I go to a lot of Agile Meetups where we discuss specific aspects of improving agile team performance. Some of the examples include

  • Improving sprint planning
  • Models of team development
  • Coaching the team to share knowledge and work together

It is important to address team performance but one of my concerns is that a lot of Agile education address this tactical level but doesn’t expand learning to include the bigger picture. I worry there is too little emphasis on commercial understanding and explaining how Agile delivery helps an organisation achieve its strategic objectives. After all, a successful agile environment is not just a finely tuned production line of delivery.

Key areas that I think we need to be addressing at the strategic level include:

  • Involvement of the business
  • Understanding business strategy

Involvement of the business

I know that effective Agile teams are keen for business involvement, but I think sometimes that the balance of benefits between the Agile team and the business isn’t right. I want to see involvement of the business in a way that supports their objectives and isn’t just about increasing the delivery from each sprint.

Our colleagues who are responsible for day to day operations find it hard to make the time available to help shape the deliverables. Agile is a one team culture and they are valuable partners for any agile team. But their objectives are greater than shaping the functionality being created by the Agile team. Their objectives are to understand enough about the changes coming their way to develop new processes, standards and responsibilities to make use of this new functionality. This work is just as involved as that of the Agile team, but they have to do it alongside their day job, which explains why they are stressed and don’t always greet new projects with unalloyed joy!

We can help them to achieve their objectives if we ensure their involvement is give as well as take.

  • Give them information and early insight into the functionality being developed.
  • Ask them to share with you how this will impact their day to day working practices:
    • Does it speed things up?
    • Does it make things simpler for them?
    • Does it introduce additional work?
  • Give them training and practice opportunities so they can understand how things will change so they can prepare their colleagues, their customers, suppliers and regulators.

Understanding business strategy

Alignment of the work from Agile teams to the strategic objectives of the organisation is critical if we are to ensure that what is being created is as valuable, useful and relevant as possible.

Agile teams have a responsibility to ensure that they understand the commercial objectives of their organisation so that the outputs from each sprint are not “useful but not essential”. I see lots of Agile teams creating things which have value but which don’t have the most value. Their output can be used by the business but it is not meeting a critical need. Greater understanding of how the project aligns to shifts in the business environment and changes in customer and regulator demand would increase the relevance and usefulness of what is being developed.

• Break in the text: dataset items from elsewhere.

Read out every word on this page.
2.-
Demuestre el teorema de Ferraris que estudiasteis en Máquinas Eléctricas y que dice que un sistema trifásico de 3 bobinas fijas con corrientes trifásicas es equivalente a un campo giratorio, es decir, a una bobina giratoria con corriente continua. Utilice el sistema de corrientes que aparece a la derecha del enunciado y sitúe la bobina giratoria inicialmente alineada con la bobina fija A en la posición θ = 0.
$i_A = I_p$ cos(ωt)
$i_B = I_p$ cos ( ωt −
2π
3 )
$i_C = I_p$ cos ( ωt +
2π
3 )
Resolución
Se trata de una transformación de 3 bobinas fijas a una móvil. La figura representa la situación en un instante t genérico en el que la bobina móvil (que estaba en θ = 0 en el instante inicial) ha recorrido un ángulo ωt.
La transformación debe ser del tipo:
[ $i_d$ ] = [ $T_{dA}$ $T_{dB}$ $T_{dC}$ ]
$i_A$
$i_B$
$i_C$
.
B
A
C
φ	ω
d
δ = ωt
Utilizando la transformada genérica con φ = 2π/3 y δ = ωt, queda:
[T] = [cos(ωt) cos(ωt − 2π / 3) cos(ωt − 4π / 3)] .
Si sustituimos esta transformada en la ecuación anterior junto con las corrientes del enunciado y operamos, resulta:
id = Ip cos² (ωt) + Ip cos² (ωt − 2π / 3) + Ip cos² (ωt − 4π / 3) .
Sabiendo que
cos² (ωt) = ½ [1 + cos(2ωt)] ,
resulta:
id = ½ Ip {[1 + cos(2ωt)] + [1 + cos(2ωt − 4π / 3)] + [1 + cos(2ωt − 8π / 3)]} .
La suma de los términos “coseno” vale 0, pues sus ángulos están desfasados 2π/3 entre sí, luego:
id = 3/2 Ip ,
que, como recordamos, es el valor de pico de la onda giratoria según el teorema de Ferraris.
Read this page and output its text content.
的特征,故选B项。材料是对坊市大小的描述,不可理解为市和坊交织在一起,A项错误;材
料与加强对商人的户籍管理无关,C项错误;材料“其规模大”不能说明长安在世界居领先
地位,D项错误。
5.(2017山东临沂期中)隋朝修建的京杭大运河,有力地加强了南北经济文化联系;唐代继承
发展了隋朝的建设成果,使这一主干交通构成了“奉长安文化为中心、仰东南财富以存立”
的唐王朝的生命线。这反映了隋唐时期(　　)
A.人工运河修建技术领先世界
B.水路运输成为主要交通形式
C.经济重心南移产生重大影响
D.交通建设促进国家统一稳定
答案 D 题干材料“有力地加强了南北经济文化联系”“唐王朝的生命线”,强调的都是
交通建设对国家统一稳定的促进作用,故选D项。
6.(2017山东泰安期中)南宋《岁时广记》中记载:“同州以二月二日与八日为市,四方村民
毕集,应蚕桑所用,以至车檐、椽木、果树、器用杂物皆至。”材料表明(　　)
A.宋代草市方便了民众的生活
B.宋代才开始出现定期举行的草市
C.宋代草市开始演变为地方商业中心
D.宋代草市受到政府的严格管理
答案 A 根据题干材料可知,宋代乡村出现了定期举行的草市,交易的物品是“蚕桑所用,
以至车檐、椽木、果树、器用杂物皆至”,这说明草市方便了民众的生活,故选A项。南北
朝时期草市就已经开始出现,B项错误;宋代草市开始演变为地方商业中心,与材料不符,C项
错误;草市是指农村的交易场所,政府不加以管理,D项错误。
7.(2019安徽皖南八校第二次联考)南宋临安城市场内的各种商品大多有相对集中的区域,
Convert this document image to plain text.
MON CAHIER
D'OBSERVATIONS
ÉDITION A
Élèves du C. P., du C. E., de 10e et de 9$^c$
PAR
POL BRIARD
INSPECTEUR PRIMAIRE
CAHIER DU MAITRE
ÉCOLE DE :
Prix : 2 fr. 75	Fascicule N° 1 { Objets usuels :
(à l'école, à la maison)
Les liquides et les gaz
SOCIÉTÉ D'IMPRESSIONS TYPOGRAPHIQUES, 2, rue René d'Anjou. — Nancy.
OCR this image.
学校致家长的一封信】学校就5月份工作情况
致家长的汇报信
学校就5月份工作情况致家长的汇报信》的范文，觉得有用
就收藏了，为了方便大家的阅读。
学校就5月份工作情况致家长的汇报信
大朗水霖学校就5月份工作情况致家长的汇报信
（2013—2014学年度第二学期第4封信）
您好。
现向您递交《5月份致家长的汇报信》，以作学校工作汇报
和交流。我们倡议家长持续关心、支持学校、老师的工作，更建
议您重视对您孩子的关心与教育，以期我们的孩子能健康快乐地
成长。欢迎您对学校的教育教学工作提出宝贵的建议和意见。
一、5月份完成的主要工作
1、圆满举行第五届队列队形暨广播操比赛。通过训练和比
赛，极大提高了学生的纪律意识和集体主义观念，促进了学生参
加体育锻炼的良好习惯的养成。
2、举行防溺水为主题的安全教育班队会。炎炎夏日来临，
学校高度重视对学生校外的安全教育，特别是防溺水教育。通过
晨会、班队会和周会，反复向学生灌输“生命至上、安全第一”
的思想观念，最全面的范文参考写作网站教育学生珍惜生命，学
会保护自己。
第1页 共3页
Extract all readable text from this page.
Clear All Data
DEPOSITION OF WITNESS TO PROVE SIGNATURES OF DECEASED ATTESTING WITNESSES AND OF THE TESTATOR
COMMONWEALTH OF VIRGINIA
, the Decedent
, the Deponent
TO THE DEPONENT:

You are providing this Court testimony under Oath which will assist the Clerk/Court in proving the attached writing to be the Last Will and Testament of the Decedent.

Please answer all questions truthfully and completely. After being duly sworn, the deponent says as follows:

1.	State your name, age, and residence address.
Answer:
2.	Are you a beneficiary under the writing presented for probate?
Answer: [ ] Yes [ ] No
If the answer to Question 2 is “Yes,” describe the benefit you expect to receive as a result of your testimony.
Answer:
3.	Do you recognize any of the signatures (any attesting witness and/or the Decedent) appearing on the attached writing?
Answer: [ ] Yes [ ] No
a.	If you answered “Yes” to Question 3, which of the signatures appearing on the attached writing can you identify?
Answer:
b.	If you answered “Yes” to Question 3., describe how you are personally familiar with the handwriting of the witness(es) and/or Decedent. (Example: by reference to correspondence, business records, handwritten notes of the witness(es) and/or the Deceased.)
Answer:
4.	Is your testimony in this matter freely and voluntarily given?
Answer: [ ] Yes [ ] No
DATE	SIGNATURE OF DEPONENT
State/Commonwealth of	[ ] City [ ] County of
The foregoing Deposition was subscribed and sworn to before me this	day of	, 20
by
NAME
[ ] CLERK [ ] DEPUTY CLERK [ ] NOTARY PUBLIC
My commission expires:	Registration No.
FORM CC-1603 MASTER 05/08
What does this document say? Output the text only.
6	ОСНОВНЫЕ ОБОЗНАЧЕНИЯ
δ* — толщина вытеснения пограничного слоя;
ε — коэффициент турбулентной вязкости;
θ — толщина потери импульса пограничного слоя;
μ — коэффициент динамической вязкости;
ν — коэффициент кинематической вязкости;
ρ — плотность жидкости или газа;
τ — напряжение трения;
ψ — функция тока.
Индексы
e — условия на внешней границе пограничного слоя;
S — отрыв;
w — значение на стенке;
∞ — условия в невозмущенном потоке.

Executives are not engaging with these teams. They are not explaining how projects fit into the wider portfolio of initiatives, how they align to the strategy or why the organisation is pursuing certain objectives as a priority. In other words, perhaps the ultimate destination is not as clear as it could be, so when Agile teams taking tactical decisions on how to get where they are going, sometimes they choose the wrong path, because where they think they should be going is different to the assumptions of senior leaders.

Conclusion

The title of this article is tactical AND strategic agile, not tactical versus strategic agile. Both perspectives are essential in creating a successful agile approach. To achieve this there is a lot more work needed to explain the benefits of agile to those who will not work in this way.

Those operational staff and their managers whose focus is ‘business as usual’ are not yet making the connection between Agile teams delivering change and how it helps them get their jobs done on a daily basis. Maybe making the case for how Agile can practically help the business should be the next wave of Agile activity?